Personal information
- Full name: Cameron John Wake
- Born: 28 June 1985 (age 41) Kettering, Northamptonshire, England
- Batting: Right-handed
- Bowling: Leg break

Domestic team information
- 2005: Bedfordshire
- 2006: Cambridgeshire
- 2006: Durham UCCE
- 2008–2013: Bedfordshire

Career statistics
| Competition | First-class |
| Matches | 3 |
| Runs scored | 47 |
| Batting average | 9.40 |
| 100s/50s | 0/0 |
| Top score | 34 |
| Balls bowled | 66 |
| Wickets | 2 |
| Bowling average | 45.00 |
| 5 wickets in innings | 0 |
| 10 wickets in match | 0 |
| Best bowling | 1/24 |
| Catches/stumpings | 1/– |
- Source: Cricinfo, 20 August 2011

= Cameron Wake (cricketer) =

English cricketer (born 1985)

Cameron John Wake (born 28 June 1985) is an English former cricketer. Wake is a right-handed batsman who bowls leg break.

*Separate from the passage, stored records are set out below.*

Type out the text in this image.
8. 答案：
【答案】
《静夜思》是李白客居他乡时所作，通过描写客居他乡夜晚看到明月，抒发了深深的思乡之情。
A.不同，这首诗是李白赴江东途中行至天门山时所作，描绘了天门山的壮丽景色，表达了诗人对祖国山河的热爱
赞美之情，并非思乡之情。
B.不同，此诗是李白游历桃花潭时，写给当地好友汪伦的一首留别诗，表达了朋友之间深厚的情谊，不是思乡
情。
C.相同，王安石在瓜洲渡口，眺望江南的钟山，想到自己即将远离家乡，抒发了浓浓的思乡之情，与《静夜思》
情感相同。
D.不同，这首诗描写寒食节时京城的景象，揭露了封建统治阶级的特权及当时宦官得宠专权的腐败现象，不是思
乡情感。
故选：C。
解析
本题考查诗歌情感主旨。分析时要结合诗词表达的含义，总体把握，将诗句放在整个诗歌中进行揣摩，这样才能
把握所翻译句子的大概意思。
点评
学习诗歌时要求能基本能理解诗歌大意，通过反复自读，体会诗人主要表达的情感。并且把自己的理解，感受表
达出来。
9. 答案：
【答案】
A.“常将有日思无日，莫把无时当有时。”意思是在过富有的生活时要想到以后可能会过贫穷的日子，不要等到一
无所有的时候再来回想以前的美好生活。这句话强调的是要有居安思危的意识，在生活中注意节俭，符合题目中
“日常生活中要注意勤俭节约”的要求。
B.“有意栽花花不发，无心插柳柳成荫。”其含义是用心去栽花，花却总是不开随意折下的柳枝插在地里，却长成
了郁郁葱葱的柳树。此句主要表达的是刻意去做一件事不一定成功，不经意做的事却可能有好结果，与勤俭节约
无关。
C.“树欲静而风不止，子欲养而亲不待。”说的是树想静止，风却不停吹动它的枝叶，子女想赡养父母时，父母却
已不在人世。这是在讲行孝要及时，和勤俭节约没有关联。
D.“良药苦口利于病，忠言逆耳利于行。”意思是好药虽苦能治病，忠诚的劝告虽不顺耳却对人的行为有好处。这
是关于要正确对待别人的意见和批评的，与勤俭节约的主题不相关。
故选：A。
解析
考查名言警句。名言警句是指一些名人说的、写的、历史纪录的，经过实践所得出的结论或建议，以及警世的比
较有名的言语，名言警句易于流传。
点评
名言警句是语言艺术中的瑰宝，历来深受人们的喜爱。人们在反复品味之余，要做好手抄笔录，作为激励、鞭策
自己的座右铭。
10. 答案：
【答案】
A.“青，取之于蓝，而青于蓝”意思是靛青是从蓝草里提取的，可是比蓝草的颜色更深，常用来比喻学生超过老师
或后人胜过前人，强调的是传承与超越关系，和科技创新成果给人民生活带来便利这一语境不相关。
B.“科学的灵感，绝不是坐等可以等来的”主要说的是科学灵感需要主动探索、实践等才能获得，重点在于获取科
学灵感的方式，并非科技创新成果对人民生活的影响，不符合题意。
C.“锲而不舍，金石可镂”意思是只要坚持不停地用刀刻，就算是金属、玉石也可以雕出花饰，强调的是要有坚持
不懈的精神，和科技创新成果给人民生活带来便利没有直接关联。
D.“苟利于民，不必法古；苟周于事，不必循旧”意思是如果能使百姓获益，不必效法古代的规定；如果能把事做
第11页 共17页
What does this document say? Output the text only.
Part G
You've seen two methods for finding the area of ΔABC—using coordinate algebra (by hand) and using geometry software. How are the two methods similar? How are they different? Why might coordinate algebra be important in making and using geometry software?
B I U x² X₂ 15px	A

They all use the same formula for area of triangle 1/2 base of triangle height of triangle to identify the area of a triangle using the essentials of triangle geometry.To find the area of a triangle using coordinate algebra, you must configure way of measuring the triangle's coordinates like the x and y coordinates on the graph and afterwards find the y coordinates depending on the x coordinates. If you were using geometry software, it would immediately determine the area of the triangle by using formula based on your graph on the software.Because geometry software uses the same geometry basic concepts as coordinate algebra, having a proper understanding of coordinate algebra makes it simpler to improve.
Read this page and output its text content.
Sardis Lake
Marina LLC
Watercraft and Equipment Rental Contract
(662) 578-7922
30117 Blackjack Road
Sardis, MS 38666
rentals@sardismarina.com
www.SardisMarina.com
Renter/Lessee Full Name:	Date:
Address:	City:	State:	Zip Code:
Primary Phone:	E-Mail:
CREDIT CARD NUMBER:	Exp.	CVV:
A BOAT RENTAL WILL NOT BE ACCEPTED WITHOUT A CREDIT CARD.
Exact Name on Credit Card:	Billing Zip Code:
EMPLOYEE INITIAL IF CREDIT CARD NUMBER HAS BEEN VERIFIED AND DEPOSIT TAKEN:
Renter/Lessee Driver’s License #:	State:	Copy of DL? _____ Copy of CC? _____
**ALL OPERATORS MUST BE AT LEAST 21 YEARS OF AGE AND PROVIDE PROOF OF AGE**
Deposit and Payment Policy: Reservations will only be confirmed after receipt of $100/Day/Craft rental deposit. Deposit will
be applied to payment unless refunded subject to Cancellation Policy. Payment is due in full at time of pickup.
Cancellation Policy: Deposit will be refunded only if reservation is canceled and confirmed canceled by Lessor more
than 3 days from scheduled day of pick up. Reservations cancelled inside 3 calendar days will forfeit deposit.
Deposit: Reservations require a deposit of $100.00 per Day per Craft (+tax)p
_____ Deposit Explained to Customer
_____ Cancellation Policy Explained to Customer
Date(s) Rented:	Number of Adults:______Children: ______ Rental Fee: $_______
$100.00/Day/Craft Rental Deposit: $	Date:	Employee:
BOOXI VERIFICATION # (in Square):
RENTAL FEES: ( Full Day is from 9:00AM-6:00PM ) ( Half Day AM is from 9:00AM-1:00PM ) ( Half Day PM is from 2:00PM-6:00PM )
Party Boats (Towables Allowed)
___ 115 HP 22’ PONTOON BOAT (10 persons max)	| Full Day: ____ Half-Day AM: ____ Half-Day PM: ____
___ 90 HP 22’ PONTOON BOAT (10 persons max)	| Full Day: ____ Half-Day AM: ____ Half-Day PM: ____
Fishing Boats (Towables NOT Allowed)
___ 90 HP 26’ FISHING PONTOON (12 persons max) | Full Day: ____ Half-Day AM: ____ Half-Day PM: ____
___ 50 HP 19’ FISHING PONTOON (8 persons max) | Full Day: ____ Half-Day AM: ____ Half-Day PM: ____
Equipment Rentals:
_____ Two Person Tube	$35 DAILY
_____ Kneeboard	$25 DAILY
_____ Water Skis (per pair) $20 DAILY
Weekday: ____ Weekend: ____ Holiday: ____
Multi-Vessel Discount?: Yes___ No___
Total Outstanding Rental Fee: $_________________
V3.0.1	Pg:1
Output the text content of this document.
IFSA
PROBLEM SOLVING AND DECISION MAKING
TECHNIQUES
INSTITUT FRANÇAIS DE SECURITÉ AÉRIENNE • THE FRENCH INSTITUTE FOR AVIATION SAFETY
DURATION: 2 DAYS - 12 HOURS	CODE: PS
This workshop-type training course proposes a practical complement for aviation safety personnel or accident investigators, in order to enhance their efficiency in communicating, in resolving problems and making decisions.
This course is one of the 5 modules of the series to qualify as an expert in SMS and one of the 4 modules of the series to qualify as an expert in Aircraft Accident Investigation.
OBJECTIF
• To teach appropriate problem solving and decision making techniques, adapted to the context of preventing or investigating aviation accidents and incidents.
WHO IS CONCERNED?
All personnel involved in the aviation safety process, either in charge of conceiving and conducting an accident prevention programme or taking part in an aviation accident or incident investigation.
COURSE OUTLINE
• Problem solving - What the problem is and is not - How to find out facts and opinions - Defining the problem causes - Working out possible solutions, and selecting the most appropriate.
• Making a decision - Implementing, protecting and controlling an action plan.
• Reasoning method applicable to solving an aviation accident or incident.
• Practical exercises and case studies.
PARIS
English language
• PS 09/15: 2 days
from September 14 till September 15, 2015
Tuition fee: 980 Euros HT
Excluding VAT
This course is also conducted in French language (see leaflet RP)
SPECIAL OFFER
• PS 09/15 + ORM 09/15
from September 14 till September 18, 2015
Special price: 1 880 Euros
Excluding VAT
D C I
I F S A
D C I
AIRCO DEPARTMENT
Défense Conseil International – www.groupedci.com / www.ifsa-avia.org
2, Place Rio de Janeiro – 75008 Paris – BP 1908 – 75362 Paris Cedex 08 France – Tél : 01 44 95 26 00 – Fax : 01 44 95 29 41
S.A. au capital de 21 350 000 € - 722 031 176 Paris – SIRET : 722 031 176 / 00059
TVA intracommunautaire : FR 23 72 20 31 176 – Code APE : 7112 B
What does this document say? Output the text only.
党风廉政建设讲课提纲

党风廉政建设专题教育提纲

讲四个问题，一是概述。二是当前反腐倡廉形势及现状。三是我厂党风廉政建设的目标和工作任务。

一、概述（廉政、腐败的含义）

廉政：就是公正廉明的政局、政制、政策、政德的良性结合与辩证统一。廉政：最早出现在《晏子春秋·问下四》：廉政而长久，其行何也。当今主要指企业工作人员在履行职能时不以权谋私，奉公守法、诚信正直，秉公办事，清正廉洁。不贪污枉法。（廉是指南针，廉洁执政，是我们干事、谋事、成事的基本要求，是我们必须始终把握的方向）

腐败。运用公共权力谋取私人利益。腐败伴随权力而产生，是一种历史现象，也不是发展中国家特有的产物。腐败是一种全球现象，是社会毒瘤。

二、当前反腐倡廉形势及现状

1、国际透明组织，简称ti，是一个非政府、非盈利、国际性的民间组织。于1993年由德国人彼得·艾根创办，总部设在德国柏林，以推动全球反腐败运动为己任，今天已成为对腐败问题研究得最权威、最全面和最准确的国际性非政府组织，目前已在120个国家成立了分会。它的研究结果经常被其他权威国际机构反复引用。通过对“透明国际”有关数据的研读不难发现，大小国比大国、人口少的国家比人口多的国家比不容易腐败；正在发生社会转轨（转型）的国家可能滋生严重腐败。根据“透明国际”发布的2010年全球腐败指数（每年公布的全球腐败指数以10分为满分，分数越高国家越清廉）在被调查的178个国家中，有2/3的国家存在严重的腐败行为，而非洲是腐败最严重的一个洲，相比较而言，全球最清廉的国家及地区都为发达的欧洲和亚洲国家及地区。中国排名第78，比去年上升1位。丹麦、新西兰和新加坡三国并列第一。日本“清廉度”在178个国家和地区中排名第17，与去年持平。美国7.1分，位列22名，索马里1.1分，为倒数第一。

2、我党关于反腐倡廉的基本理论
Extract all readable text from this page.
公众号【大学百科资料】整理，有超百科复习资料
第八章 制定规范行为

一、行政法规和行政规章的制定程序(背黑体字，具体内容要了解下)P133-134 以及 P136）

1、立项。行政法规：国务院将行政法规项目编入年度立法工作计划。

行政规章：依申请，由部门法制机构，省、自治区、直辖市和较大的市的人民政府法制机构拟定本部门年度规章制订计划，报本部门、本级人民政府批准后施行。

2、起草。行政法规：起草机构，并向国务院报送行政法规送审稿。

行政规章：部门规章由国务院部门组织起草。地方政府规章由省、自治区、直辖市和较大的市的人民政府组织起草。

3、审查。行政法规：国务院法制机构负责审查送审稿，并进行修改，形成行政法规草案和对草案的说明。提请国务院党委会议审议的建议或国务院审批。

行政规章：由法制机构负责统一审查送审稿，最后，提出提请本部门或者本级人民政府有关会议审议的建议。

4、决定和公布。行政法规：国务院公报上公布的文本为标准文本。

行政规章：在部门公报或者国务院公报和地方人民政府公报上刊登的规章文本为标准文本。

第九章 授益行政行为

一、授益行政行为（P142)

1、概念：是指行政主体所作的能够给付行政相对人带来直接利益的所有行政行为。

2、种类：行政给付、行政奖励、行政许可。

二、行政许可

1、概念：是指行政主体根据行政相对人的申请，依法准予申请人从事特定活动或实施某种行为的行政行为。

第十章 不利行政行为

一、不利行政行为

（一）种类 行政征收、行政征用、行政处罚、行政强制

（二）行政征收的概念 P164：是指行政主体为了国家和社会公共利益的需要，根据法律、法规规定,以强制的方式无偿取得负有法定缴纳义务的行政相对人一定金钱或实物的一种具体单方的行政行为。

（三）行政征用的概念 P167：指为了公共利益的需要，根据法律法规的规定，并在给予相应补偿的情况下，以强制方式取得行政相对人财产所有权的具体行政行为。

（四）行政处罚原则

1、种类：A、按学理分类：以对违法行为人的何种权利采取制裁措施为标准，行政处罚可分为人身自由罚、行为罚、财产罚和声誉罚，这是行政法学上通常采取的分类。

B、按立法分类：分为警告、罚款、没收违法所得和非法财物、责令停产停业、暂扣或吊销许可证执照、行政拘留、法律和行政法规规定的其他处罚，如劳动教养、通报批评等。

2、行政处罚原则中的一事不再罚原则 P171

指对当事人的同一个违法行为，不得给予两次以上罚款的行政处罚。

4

He was born in Kettering, Northamptonshire.

He attended Oundle School and was Captain in 2004. Whilst at School he played for England U17 and Captain England Schools’ U18 as well as appearing in several ECB Development teams. He was contracted to Northamptonshire as an academy player whilst in the 6th Form.

Wake made his debut for Bedfordshire in the 2005 Minor Counties Championship, making two appearances, one each against Norfolk and Cumberland. The following season he made his first-class debut while studying for his degree at Durham University for Durham UCCE against Surrey at the Oval.He made two further first-class appearances against Nottinghamshire and Lancashire. In his three first-class matches, he scored 47 runs at an average of 9.40, with a high score of 34. With the ball, he took 2 wickets at a bowling average of 45.00, with best figures of 1/24.

Toward the tailend of the 2006 season, Wake played three Minor Counties Championship matches for Cambridgeshire, before returning to Bedfordshire in 2008. He made four Minor Counties Championship appearances for the county in that season, but since then has only appeared in MCCA Knockout Trophy matches.

After two years teaching at Sherborne School, where he was the first XI cricket coach, he then spent five years teaching overseas in Dubai, UAE where he played club cricket. Wake returned to the UK in 2022 as a Geography specialist teaching at Repton School where he was appointed Master in charge of cricket.